Multicenter prospective study of concordance between embryonic cell-free DNA and trophectoderm biopsies from 1301 human blastocysts


      The recent identification of embryonic cell-free DNA in spent blastocyst media has opened a new era of possibilities for noninvasive embryo aneuploidy testing in assisted reproductive technologies. Yet, previous studies assessing a limited number of embryos reported variable concordance between embryonic cell-free DNA and trophectoderm biopsies, thus questioning the validity of this approach.


      This study aimed to evaluate the concordance and reproducibility of testing embryonic cell-free DNA vs trophectoderm DNA obtained from the same embryo in a large sample of human blastocysts and to assess the contribution of the inner cell mass and trophectoderm to embryonic cell-free DNA released to the culture media.

      Study Design

      This is an interim analysis of a prospective, observational study among 8 in vitro fertilization centers in 4 continents to assess consistency between noninvasive embryo aneuploidy testing of embryonic cell-free DNA and conventional trophectoderm biopsy. The analysis included 1301 day-6/7 blastocysts obtained in 406 in vitro fertilization cycles from 371 patients aged 20–44 years undergoing preimplantation genetic testing for aneuploidy. Fresh oocytes underwent intracytoplasmic sperm injection or in vitro fertilization. No previous assisted hatching or vitrification was allowed before media collection. Individual spent blastocyst medium was collected from embryos cultured at least 40 hours from day 4. After media collection, conventional preimplantation genetic testing for aneuploidy, comprising trophectoderm biopsy and blastocyst vitrification, was performed. Embryonic cell-free DNA was analyzed blindly after embryo transfer. Inner cell mass and trophectoderm biopsies were also performed in a subset of 81 aneuploid blastocysts donated for research.


      Embryonic cell-free DNA analyses were 78.2% (866/1108) concordant with the corresponding trophectoderm biopsies. No significant differences were detected among centers ranging from 72.5% to 86.3%. Concordance rates exceeded 86% when all defined steps in the culture laboratory were controlled to minimize the impact of maternal and operator contamination. Sensitivity per center ranged from 76.5% to 91.3% and specificity from 64.7% to 93.3%. The false-negative rate was 8.3% (92/1108), and false-positive rate was 12.4% (137/1108). The 2 fertilization techniques provided similar sensitivity (80.9% vs 87.9%) and specificity (78.6% vs 69.9%). Multivariate analysis did not reveal any bias from patient clinical background, ovarian stimulation protocols, culture conditions, or embryo quality on testing accuracy of concordance. Moreover, concordances of embryonic cell-free DNA with trophectoderm and inner cell mass suggest that the embryonic cell-free DNA originates from both compartments of the human embryo.

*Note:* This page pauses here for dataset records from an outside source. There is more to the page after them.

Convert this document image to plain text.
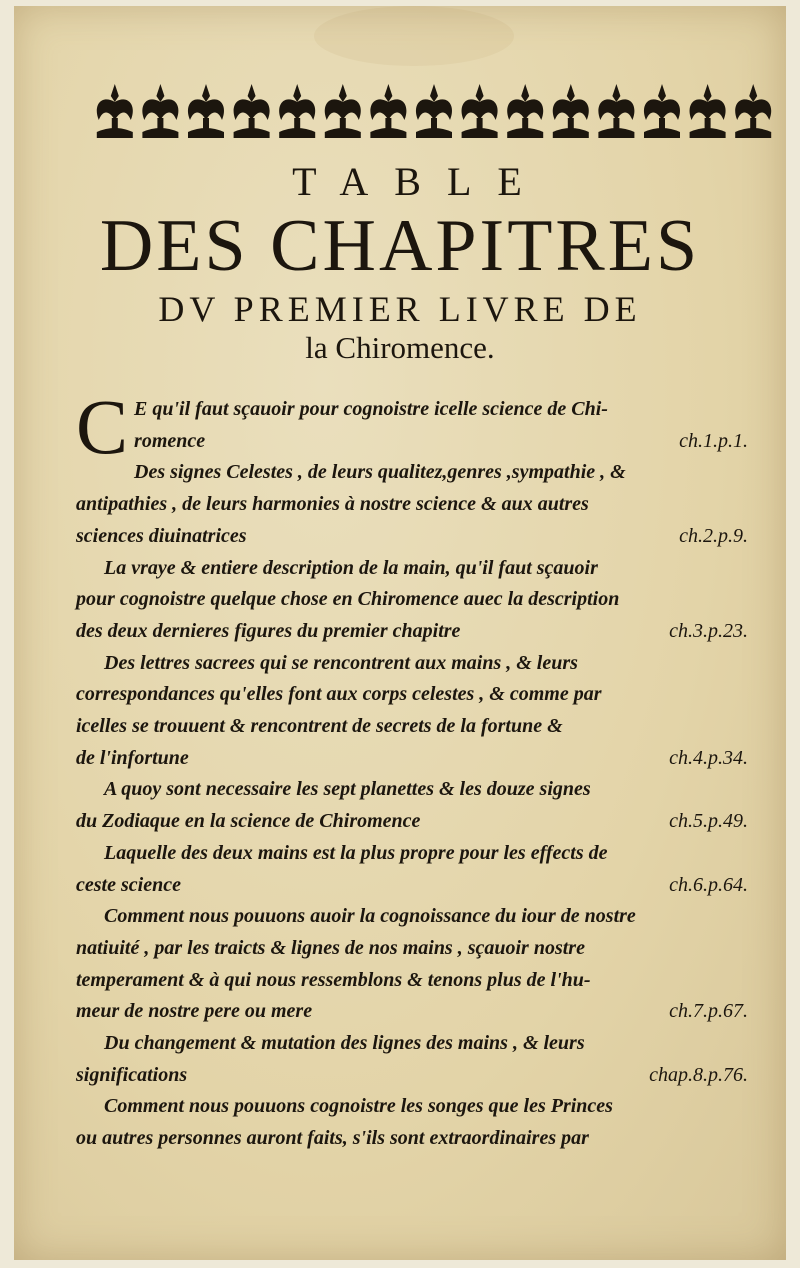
TABLE
DES CHAPITRES
DV PREMIER LIVRE DE
la Chiromence.
C E qu'il faut sçauoir pour cognoistre icelle science de Chi-
romence	ch.1.p.1.
Des signes Celestes , de leurs qualitez,genres ,sympathie , &
antipathies , de leurs harmonies à nostre science & aux autres
sciences diuinatrices	ch.2.p.9.
La vraye & entiere description de la main, qu'il faut sçauoir
pour cognoistre quelque chose en Chiromence auec la description
des deux dernieres figures du premier chapitre	ch.3.p.23.
Des lettres sacrees qui se rencontrent aux mains , & leurs
correspondances qu'elles font aux corps celestes , & comme par
icelles se trouuent & rencontrent de secrets de la fortune &
de l'infortune	ch.4.p.34.
A quoy sont necessaire les sept planettes & les douze signes
du Zodiaque en la science de Chiromence	ch.5.p.49.
Laquelle des deux mains est la plus propre pour les effects de
ceste science	ch.6.p.64.
Comment nous pouuons auoir la cognoissance du iour de nostre
natiuité , par les traicts & lignes de nos mains , sçauoir nostre
temperament & à qui nous ressemblons & tenons plus de l'hu-
meur de nostre pere ou mere	ch.7.p.67.
Du changement & mutation des lignes des mains , & leurs
significations	chap.8.p.76.
Comment nous pouuons cognoistre les songes que les Princes
ou autres personnes auront faits, s'ils sont extraordinaires par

      Noninvasive analysis of embryonic cell-free DNA in spent blastocyst culture media demonstrates high concordance with trophectoderm biopsy results in this large multicenter series. A noninvasive approach for prioritizing embryo euploidy offers important advantages such as avoiding invasive embryo biopsy and decreased cost, potentially increasing accessibility for a wider patient population.